The court engaged in what I will frankly characterize as an appalling discussion of why it is okay for a state to blatantly discriminate against children adopted by unmarried couples -- as opposed to children adopted by married couples -- by refusing to provide the prior category of children with birth certificates that accurately reflect their parents.  The explanation for this discrimination -- which seems to have recreated a distinction between "legitimate" and "illegitimate" children that was ruled unconstitutional by our United States Supreme Court back in the '70's --  is that "Louisiana may rationally conclude that having parenthood focused on a married couple or single individual -- not on the freely severable relationship of unmarried partners -- furthers the interests of adopted children."  Since issuing a birth certificate apparently evidences state approval (as opposed to simply recognition) of the adoption, and since Louisiana does not "approve" of adoptions by unmarried couples, they can refuse to do so.

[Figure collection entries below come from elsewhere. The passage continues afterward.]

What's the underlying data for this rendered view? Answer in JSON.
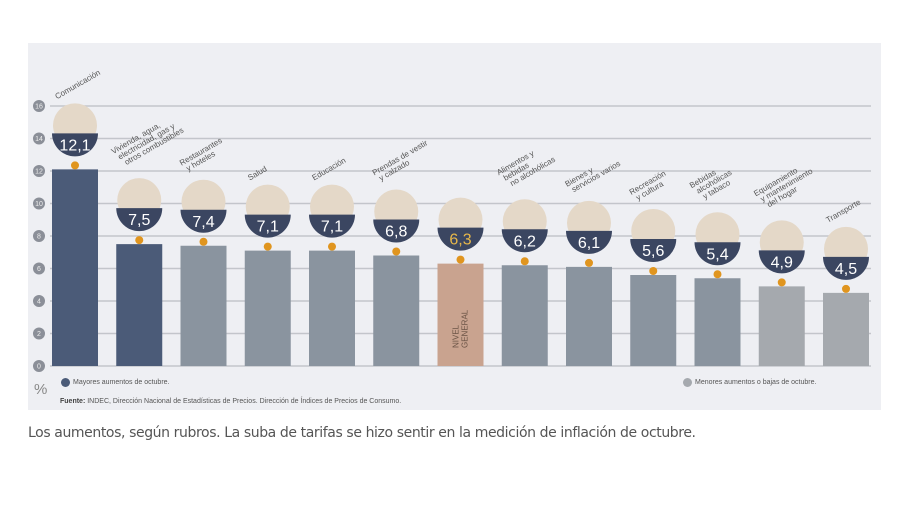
{
  "chart_data": {
    "type": "bar",
    "ylabel": "%",
    "ylim": [
      0,
      16
    ],
    "yticks": [
      0,
      2,
      4,
      6,
      8,
      10,
      12,
      14,
      16
    ],
    "grid": true,
    "categories": [
      [
        "Comunicación"
      ],
      [
        "Vivienda, agua,",
        "electricidad, gas y",
        "otros combustibles"
      ],
      [
        "Restaurantes",
        "y hoteles"
      ],
      [
        "Salud"
      ],
      [
        "Educación"
      ],
      [
        "Prendas de vestir",
        "y calzado"
      ],
      [
        "NIVEL",
        "GENERAL"
      ],
      [
        "Alimentos y",
        "bebidas",
        "no alcohólicas"
      ],
      [
        "Bienes y",
        "servicios varios"
      ],
      [
        "Recreación",
        "y cultura"
      ],
      [
        "Bebidas",
        "alcohólicas",
        "y tabaco"
      ],
      [
        "Equipamiento",
        "y mantenimiento",
        "del hogar"
      ],
      [
        "Transporte"
      ]
    ],
    "values": [
      12.1,
      7.5,
      7.4,
      7.1,
      7.1,
      6.8,
      6.3,
      6.2,
      6.1,
      5.6,
      5.4,
      4.9,
      4.5
    ],
    "value_labels": [
      "12,1",
      "7,5",
      "7,4",
      "7,1",
      "7,1",
      "6,8",
      "6,3",
      "6,2",
      "6,1",
      "5,6",
      "5,4",
      "4,9",
      "4,5"
    ],
    "groups": [
      "mayores",
      "mayores",
      "menores",
      "menores",
      "menores",
      "menores",
      "general",
      "menores",
      "menores",
      "menores",
      "menores",
      "menores",
      "menores"
    ],
    "colors": {
      "mayores": "#4b5b78",
      "menores": "#8a949f",
      "general": "#c9a38f",
      "badge": "#3b4661",
      "dot": "#e0951f",
      "general_label": "#e8b84a"
    },
    "legend": [
      {
        "label": "Mayores aumentos de octubre.",
        "color": "#4b5b78"
      },
      {
        "label": "Menores aumentos o bajas de octubre.",
        "color": "#a5a9ae"
      }
    ]
  },
  "source_label": "Fuente:",
  "source_text": "INDEC, Dirección Nacional de Estadísticas de Precios. Dirección de Índices de Precios de Consumo.",
  "caption": "Los aumentos, según rubros. La suba de tarifas se hizo sentir en la medición de inflación de octubre."
}
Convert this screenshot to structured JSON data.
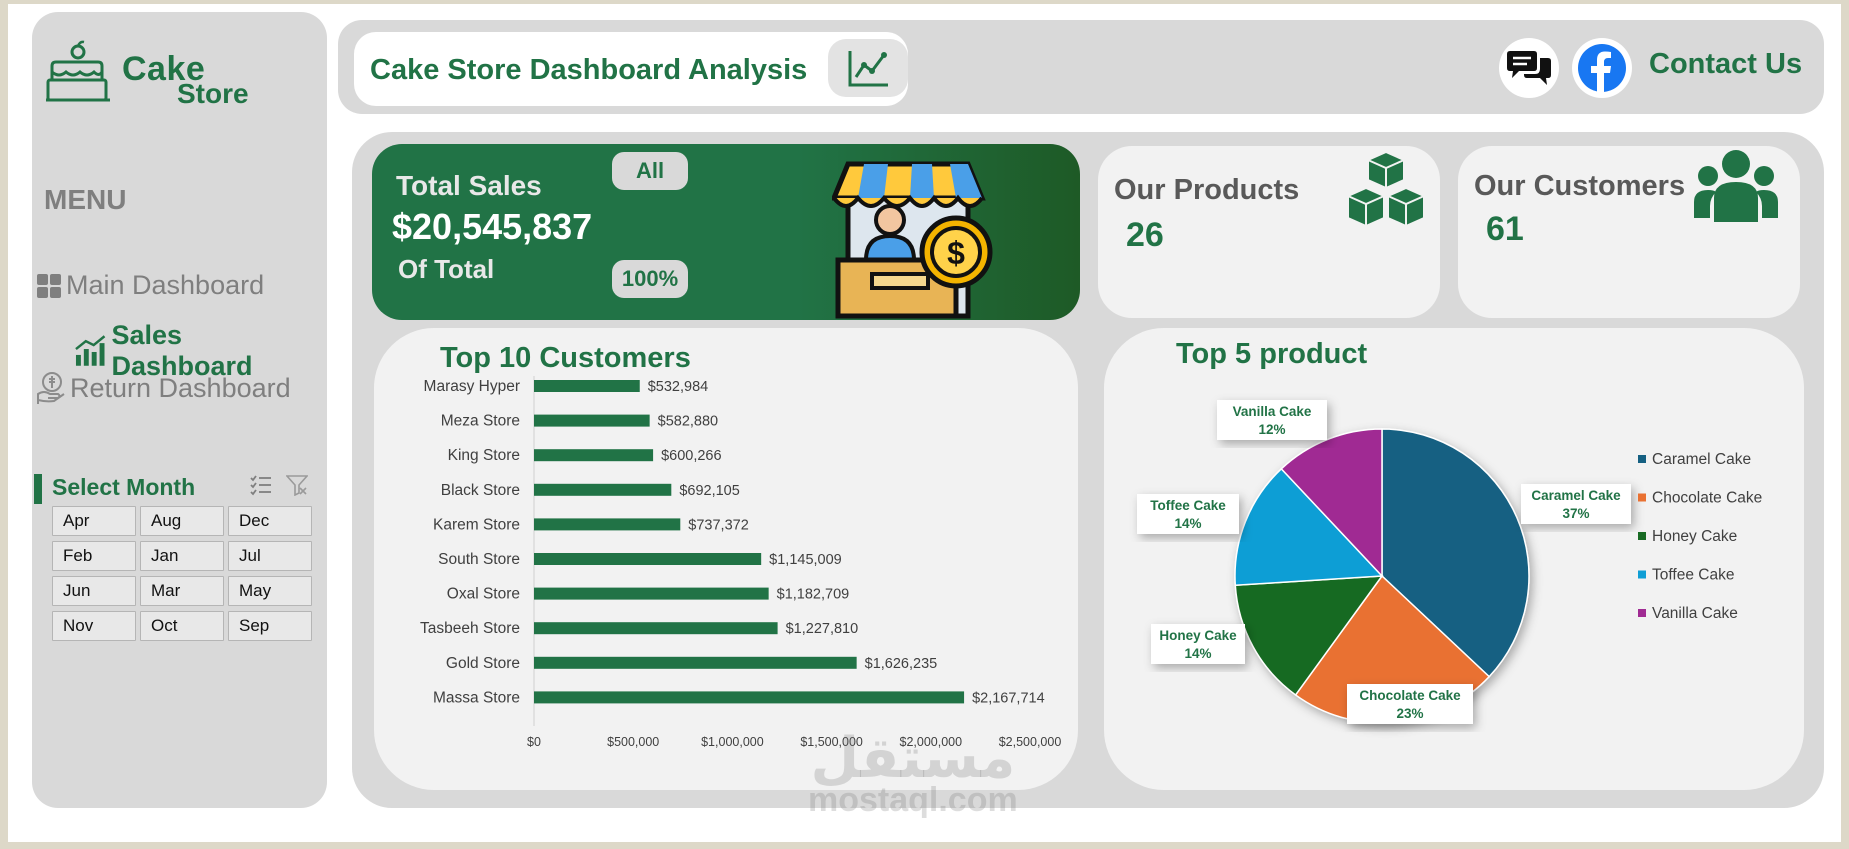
{
  "brand": {
    "line1": "Cake",
    "line2": "Store"
  },
  "sidebar": {
    "menu_title": "MENU",
    "items": [
      {
        "label": "Main Dashboard"
      },
      {
        "label": "Sales Dashboard"
      },
      {
        "label": "Return Dashboard"
      }
    ],
    "select_month": {
      "label": "Select Month",
      "months": [
        "Apr",
        "Aug",
        "Dec",
        "Feb",
        "Jan",
        "Jul",
        "Jun",
        "Mar",
        "May",
        "Nov",
        "Oct",
        "Sep"
      ]
    }
  },
  "header": {
    "title": "Cake Store Dashboard Analysis",
    "contact": "Contact Us"
  },
  "total_sales": {
    "label": "Total Sales",
    "value": "$20,545,837",
    "of_total": "Of Total",
    "filter": "All",
    "percent": "100%"
  },
  "products": {
    "label": "Our Products",
    "value": "26"
  },
  "customers": {
    "label": "Our Customers",
    "value": "61"
  },
  "watermark": {
    "ar": "مستقل",
    "en": "mostaql.com"
  },
  "colors": {
    "accent": "#217346",
    "panel": "#f2f2f2",
    "sidebar": "#d9d9d9"
  },
  "chart_data": [
    {
      "type": "bar",
      "orientation": "horizontal",
      "title": "Top 10 Customers",
      "categories": [
        "Marasy Hyper",
        "Meza Store",
        "King Store",
        "Black Store",
        "Karem Store",
        "South Store",
        "Oxal Store",
        "Tasbeeh Store",
        "Gold Store",
        "Massa Store"
      ],
      "values": [
        532984,
        582880,
        600266,
        692105,
        737372,
        1145009,
        1182709,
        1227810,
        1626235,
        2167714
      ],
      "value_labels": [
        "$532,984",
        "$582,880",
        "$600,266",
        "$692,105",
        "$737,372",
        "$1,145,009",
        "$1,182,709",
        "$1,227,810",
        "$1,626,235",
        "$2,167,714"
      ],
      "xlim": [
        0,
        2500000
      ],
      "xticks": [
        "$0",
        "$500,000",
        "$1,000,000",
        "$1,500,000",
        "$2,000,000",
        "$2,500,000"
      ],
      "color": "#217346"
    },
    {
      "type": "pie",
      "title": "Top 5 product",
      "slices": [
        {
          "name": "Caramel Cake",
          "percent": 37,
          "label": "37%",
          "color": "#156082"
        },
        {
          "name": "Chocolate Cake",
          "percent": 23,
          "label": "23%",
          "color": "#e97132"
        },
        {
          "name": "Honey Cake",
          "percent": 14,
          "label": "14%",
          "color": "#196b24"
        },
        {
          "name": "Toffee Cake",
          "percent": 14,
          "label": "14%",
          "color": "#0f9ed5"
        },
        {
          "name": "Vanilla Cake",
          "percent": 12,
          "label": "12%",
          "color": "#a02b93"
        }
      ],
      "legend": "right"
    }
  ]
}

(3) EGG DONATION LAW SUIT: As if these two major decisions weren't enough to digest in one week, I arrived in my office this morning to word that a class action lawsuit has just been filed in the United States District Court for the Northern District of California challenging the efforts of the American Society for Reproductive Medicine (ASRM) and the Society for Assisted Reproductive Technology (SART) to set maximum compensation parameters for commercial egg donation.  According to the complaint, ASRM and SART are engaging in "price fixing" in violation of federal anti-trust laws.  Questions posed by the complaint include: "Whether Defendant Class Members engaged in a contract, combination or conspiracy among themselves to fix, maintain, or stabilize the price of Donor Services in the United States?"  The plaintiffs acknowledge that the purpose of the ASRM guidelines is to assure that the financial incentives young women are offered to engage in egg donation "should not be so excessive as to constitute undue inducement."

The area of egg donation is rife with ethical dilemmas.  Now we have to think about this new dilemma -- whether a "free market economy" approach to tissue donation is appropriate and, if not, how to control this process without violating anti-trust laws.  Stay tuned for updates as this plays out.

It's only Thursday.  Could there possibly be more to come??